Los liberales creíamos estar más cerca de la realidad porque no sobrellevamos grandes cargas ideológicas: un puñado muy sencillo de ideas claras (que supusimos evidentes de suyo, como axiomas, y así los tratamos), sin pretensiones totalizantes ni metafísicas. Descripciones, dijimos. Objetividad. En cambio, las otras apuestas políticas cargaban mochilas pesadísimas, lastradas por ideologemas confusos y oscuros, suposiciones paranoicas y malintencionadas, o que tergiversaban la naturaleza común de los seres humanos.
La crítica liberal de las otras ideologías resultó, en general, útil y verdadera. Pero el liberalismo creyó que su autocrítica sería la misma siempre: contrastar las descripciones con las cosas, corregir errores. Supuso, por ejemplo, que tras el derrumbe del bloque soviético ya no quedaban grandes sistemas a qué oponerse. F. Fukuyama decretó “El fin de la historia”. Y no es que fuera el gran teórico del liberalismo sino uno de tantos, sensato y claro. Y, como muchos liberales, con la fe puesta en el sentido común. Ése fue el error.
Todo mundo recuerda el inicio del Discurso del Método de Descartes: “El sentido común es la cosa mejor repartida”. Suena genial: la promesa de hacer un esfuerzo por entender no sólo es compromiso propio: es parte de la naturaleza humana, porque “todos los hombres desean saber”, según inicia Aristóteles su Metafísica. Y el trayecto del sentido común marca el mejor proceso de la historia del pensamiento occidental.
Pero resulta que Descartes suelta aquel famoso inicio para asestar una ironía. La repito completa: “El sentido común es la cosa mejor repartida: todos creen tener suficiente”. ¡Era burla! Puso dos puntos, no punto final.
Al sentido común se llega: hay que generarse la voluntad de aceptarlo y obedecerlo. Y no era poca cosa. Si el necio decide que no echa de menos nada fuera de sí, es muy poco lo que puede hacerse. Cuando alguien decide que existe algo así como “mi verdad”, no hay argucia para convencerlo de que no le viene bien ser un imbécil. Entendámonos: no hay tal cosa como la verdad privada: en lógica simple, algo es verdadero cuando su enunciación es verdadera de suyo, independientemente de quién la diga. No hay verdad privada.

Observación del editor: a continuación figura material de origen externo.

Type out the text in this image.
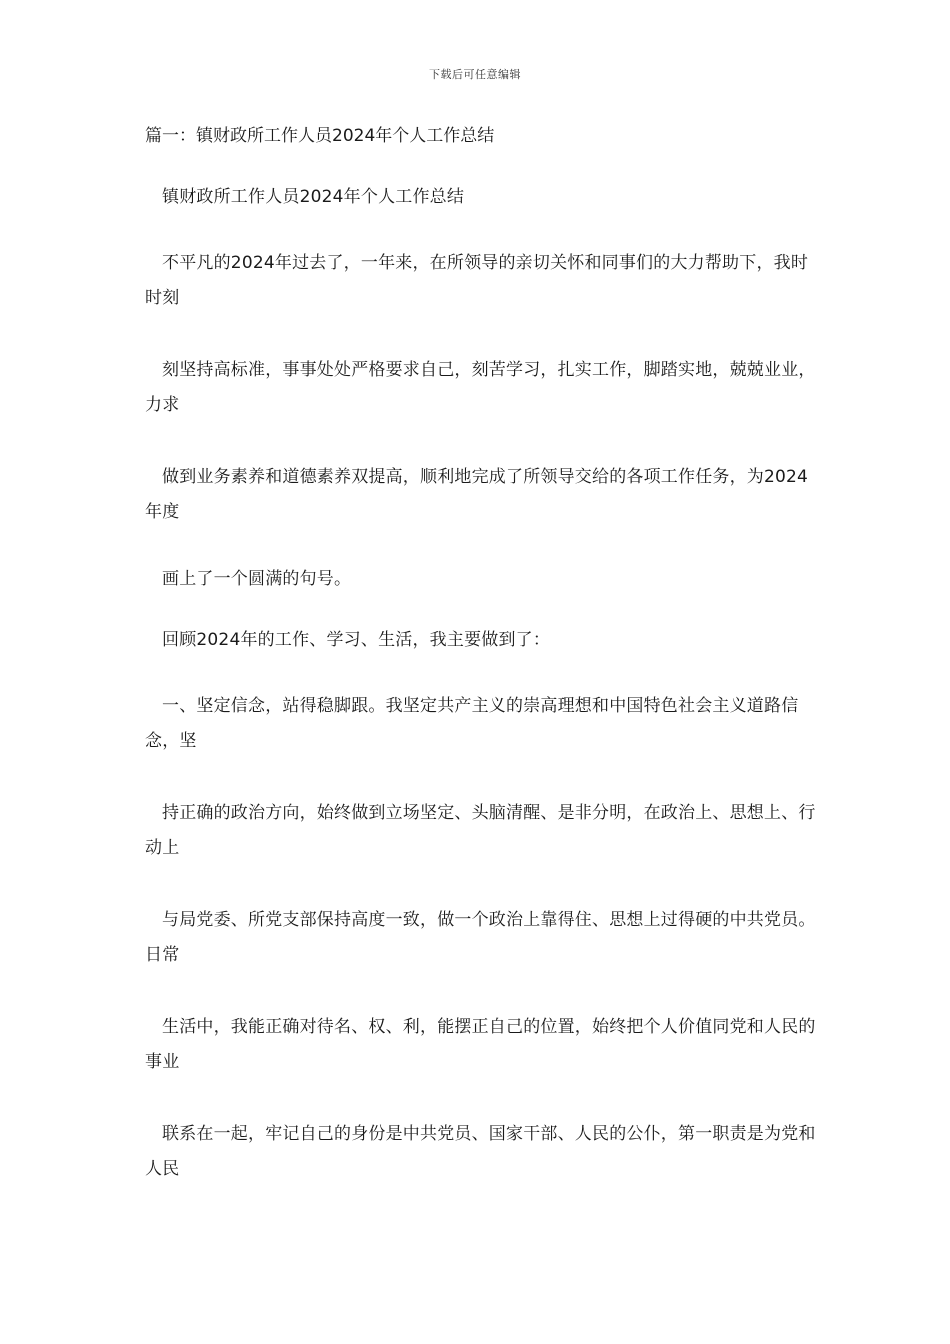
下载后可任意编辑
篇一：镇财政所工作人员2024年个人工作总结

镇财政所工作人员2024年个人工作总结

不平凡的2024年过去了，一年来，在所领导的亲切关怀和同事们的大力帮助下，我时时刻

刻坚持高标准，事事处处严格要求自己，刻苦学习，扎实工作，脚踏实地，兢兢业业，力求

做到业务素养和道德素养双提高，顺利地完成了所领导交给的各项工作任务，为2024年度

画上了一个圆满的句号。

回顾2024年的工作、学习、生活，我主要做到了：

一、坚定信念，站得稳脚跟。我坚定共产主义的崇高理想和中国特色社会主义道路信念，坚

持正确的政治方向，始终做到立场坚定、头脑清醒、是非分明，在政治上、思想上、行动上

与局党委、所党支部保持高度一致，做一个政治上靠得住、思想上过得硬的中共党员。日常

生活中，我能正确对待名、权、利，能摆正自己的位置，始终把个人价值同党和人民的事业

联系在一起，牢记自己的身份是中共党员、国家干部、人民的公仆，第一职责是为党和人民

Y mucho menos cuando gana elecciones sin haber requerido de negarse a sí mismo para acatar una verdad externa y común. Se basta solo.

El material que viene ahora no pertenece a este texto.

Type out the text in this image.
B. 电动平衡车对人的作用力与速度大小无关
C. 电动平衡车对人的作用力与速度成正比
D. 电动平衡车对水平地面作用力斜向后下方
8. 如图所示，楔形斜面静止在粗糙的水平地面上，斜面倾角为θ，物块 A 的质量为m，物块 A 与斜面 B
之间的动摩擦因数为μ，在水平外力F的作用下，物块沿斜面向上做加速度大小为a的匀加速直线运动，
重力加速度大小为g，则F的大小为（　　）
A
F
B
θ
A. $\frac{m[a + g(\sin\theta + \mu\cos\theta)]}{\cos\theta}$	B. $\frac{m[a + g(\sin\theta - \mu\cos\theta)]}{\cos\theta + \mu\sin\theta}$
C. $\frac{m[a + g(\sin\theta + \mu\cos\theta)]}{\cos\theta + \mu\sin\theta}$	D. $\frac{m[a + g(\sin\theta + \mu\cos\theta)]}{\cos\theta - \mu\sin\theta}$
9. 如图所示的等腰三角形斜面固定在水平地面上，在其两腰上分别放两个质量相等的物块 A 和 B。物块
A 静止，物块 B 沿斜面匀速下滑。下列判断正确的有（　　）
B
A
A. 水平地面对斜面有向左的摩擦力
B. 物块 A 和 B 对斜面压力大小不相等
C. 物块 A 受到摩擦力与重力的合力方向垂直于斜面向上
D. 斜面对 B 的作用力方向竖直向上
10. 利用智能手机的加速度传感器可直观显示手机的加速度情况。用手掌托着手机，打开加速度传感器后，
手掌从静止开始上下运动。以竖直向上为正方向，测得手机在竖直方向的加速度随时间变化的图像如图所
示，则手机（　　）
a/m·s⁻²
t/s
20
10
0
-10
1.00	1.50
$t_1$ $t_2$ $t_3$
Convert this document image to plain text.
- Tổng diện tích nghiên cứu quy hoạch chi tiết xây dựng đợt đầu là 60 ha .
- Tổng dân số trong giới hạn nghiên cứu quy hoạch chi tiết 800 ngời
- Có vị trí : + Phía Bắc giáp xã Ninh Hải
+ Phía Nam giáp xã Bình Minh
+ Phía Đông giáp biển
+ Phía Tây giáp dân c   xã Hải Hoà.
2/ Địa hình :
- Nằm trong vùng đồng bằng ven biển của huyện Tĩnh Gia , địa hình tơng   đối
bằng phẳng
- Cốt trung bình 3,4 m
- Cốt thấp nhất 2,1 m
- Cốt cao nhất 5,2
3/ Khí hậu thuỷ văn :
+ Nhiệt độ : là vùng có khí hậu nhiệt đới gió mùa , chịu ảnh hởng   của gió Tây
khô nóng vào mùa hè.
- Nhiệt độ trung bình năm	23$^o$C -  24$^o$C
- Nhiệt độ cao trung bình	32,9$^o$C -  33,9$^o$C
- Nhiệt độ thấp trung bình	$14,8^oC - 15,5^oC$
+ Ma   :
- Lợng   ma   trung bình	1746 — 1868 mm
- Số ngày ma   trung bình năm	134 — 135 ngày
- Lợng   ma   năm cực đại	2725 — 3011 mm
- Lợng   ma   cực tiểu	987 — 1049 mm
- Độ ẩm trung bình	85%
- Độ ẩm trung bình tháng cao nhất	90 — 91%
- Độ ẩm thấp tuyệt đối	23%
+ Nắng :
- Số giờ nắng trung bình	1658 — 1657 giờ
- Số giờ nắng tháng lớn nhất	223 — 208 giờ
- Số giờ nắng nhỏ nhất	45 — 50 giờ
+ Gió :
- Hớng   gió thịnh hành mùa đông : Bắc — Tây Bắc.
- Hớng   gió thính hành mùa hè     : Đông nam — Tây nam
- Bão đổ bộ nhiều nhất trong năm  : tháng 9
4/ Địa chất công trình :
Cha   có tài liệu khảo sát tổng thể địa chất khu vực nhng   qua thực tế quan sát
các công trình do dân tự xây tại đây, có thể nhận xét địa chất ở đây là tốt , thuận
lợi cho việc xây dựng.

Al sujeto que niega esto, los libros lo llaman necio, loco; y cada necio parecía un caso aislado. Pero surgían algunos síntomas y el liberalismo no supo cómo entender el fenómeno detectado desde hace poco: la gente que desecha sin costo alguno el sentido común, desprecia la duda y detesta el orden, falible y frágil, del conocimiento exterior, independiente de la voluntad propia. El animal humano, como todos los demás bichos, está hecho para sobrevivir, no para la búsqueda de la verdad.
El mal insólito, que parecía solitario, se volvió epidémico; nada importó: ganaron. Mientras, los periódicos, revistas, analistas de medios siguen atados a la voluntad del sentido común, aunque puedan ejercerlo miserablemente. El liberalismo ignoraba que los necios podían ser mayoría y ganar sin tener razones. Su error fue creer que tenía suficiente sentido común.